Friday, October 22, 2010

20101022.1834

I just finished reading Stephen R. Donaldson's latest book, Against All Things Ending.

Wow.

The book is sizable, well over 500 pages, but its physical size matches the immensity of the goings-on in the pages. In it, the end of a world is very much at hand, and the tragedies embedded in the very beginnings of that world are made manifest.

As with every volume of the series, Donaldson's command of language is exquisite. The extent of the man's vocabulary continues to be a delight. Reading him forces me to improve myself; I have to go to the dictionary every time I read him, and my own vocabulary is far from small. Donaldson's choice of words, though, is not a flashy thing; he does not write as though to show off that his knowledge of the lexicon is as it is. Instead, the words he uses are that right words; when he writes of "roynish" creatures or of the "caducity" of a formerly-fat character, or of the "atavistic vertigo" that afflicts the titular character, he does so because those words singly encapsulate phrases of meaning whose recitation would belabor and the text.

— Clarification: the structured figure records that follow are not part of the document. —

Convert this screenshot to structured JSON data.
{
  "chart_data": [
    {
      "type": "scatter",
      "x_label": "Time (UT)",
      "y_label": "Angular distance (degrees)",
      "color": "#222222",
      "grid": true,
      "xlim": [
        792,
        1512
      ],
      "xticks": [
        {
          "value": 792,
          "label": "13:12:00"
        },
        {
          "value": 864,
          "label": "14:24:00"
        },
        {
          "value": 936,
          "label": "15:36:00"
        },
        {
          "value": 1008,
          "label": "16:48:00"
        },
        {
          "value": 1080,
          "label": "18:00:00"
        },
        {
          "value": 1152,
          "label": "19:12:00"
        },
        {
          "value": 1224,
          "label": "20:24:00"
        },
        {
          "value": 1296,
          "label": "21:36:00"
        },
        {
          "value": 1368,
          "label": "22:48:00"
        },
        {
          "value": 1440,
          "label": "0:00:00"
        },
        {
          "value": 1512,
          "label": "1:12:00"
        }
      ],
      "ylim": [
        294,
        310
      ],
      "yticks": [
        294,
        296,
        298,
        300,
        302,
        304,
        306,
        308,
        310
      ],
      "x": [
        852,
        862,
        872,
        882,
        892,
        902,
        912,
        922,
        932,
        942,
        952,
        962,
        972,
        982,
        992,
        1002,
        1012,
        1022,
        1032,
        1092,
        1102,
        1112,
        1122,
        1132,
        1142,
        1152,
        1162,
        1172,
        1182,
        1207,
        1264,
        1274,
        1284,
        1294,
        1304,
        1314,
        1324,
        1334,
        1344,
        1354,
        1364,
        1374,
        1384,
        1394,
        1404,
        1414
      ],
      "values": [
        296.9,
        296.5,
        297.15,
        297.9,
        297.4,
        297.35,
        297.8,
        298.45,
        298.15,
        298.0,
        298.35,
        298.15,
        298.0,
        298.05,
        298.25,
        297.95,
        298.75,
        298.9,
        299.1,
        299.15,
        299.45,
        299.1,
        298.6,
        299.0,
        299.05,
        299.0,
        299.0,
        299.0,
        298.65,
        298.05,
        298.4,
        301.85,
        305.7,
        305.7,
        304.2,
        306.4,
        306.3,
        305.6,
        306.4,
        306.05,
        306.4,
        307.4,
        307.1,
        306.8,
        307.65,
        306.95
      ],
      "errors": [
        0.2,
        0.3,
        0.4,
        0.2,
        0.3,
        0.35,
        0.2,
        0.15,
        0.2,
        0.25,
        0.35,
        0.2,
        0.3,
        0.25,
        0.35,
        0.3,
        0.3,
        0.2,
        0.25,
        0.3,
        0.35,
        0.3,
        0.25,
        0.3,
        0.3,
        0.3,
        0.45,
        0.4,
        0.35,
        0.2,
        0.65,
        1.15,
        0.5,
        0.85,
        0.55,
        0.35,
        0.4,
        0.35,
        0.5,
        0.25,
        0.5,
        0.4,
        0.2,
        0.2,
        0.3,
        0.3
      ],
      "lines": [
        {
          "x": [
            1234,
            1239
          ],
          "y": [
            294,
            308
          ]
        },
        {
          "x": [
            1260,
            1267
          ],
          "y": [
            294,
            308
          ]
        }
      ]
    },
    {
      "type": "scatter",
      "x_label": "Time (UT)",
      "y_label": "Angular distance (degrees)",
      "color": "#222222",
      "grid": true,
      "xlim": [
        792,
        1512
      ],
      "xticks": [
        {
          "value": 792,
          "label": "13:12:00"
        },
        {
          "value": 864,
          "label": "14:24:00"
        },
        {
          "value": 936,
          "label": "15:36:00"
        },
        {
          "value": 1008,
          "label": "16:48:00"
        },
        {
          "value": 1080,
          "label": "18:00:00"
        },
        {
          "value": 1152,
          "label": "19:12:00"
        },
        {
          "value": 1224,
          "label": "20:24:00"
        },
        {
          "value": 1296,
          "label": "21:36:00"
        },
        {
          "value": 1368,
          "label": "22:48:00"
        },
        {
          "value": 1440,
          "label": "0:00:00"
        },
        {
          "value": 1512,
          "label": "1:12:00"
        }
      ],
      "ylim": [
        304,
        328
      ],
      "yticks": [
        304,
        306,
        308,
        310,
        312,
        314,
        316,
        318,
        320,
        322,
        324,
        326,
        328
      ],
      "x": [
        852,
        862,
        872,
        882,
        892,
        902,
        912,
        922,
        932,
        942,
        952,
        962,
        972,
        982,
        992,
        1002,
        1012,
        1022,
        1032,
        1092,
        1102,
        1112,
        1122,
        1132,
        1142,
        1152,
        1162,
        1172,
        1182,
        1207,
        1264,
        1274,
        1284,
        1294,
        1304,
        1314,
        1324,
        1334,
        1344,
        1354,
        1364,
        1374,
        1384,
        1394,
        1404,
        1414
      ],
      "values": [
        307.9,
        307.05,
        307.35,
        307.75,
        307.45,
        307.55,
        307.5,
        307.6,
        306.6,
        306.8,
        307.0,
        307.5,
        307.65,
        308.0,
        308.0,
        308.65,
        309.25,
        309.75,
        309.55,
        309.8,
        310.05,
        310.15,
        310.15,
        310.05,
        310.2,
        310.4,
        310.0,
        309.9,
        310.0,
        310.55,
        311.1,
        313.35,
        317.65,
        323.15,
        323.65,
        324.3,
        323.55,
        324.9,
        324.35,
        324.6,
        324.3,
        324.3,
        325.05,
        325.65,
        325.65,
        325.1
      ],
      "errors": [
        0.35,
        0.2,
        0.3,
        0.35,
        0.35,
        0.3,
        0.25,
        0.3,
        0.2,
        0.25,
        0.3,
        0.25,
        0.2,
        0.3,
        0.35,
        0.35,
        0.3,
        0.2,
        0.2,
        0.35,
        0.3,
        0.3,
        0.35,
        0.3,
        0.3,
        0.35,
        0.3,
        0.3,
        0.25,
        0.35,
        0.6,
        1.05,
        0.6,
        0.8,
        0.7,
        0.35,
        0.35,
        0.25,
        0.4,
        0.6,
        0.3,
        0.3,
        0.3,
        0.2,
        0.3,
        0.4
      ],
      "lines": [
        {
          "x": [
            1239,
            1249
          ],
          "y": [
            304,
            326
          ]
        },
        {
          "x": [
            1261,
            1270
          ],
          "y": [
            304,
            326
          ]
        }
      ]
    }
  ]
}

That text already does quite a bit. It is not easy, after all, to maintain the level of tension of the impending end of the world without sending the reader past the willingness to suspend disbelief, and Donaldson does do so, leaving the reader, following an uneasy triumph, facing the imminent final cataclysm but entirely without seeming contrivance (the victories are too partial and too dearly bought for the common stuff of fantasy). Nor yet is it easy to bring the reader into the minds of those who are not, for various reasons, wholly sane without losing comprehensibility--yet Donaldson succeeds in this.

The text, though enthralling, is not perfect. Page 511 displays a proofreading error (though it may well be that only my having spent time grading papers today attuned me to seeing such things). Also, like earlier volumes of the collected Chronicles of Thomas Covenant, there are incidences of the titular character enacting violence against women (in one particularly jarring case, against his own daughter--though not of the kind that that phrase would commonly bring to mind), which, coupled with his leprosy and his distinct lack of prowess--the more so in this volume than even in others--makes of him very much an anti-hero. But the book is very much more about a particular woman, the exigencies of her choices, and the ultimate revelation to her that the only choice that is ultimately effective is the choice to trust to others.

That is one of the major messages of the books, that trust in others is always necessary for success, even if it does invite the possibility of betrayal. Another is the reminder that there are always consequences for the acts we do, and that many of them are neither those we would intend nor those we would endure if given the choice. But the most important, perhaps, is that hope remains while life endures: while we continue to choose and to work to an ending of our design, however poor our situation looks, something might happen that none of us expect.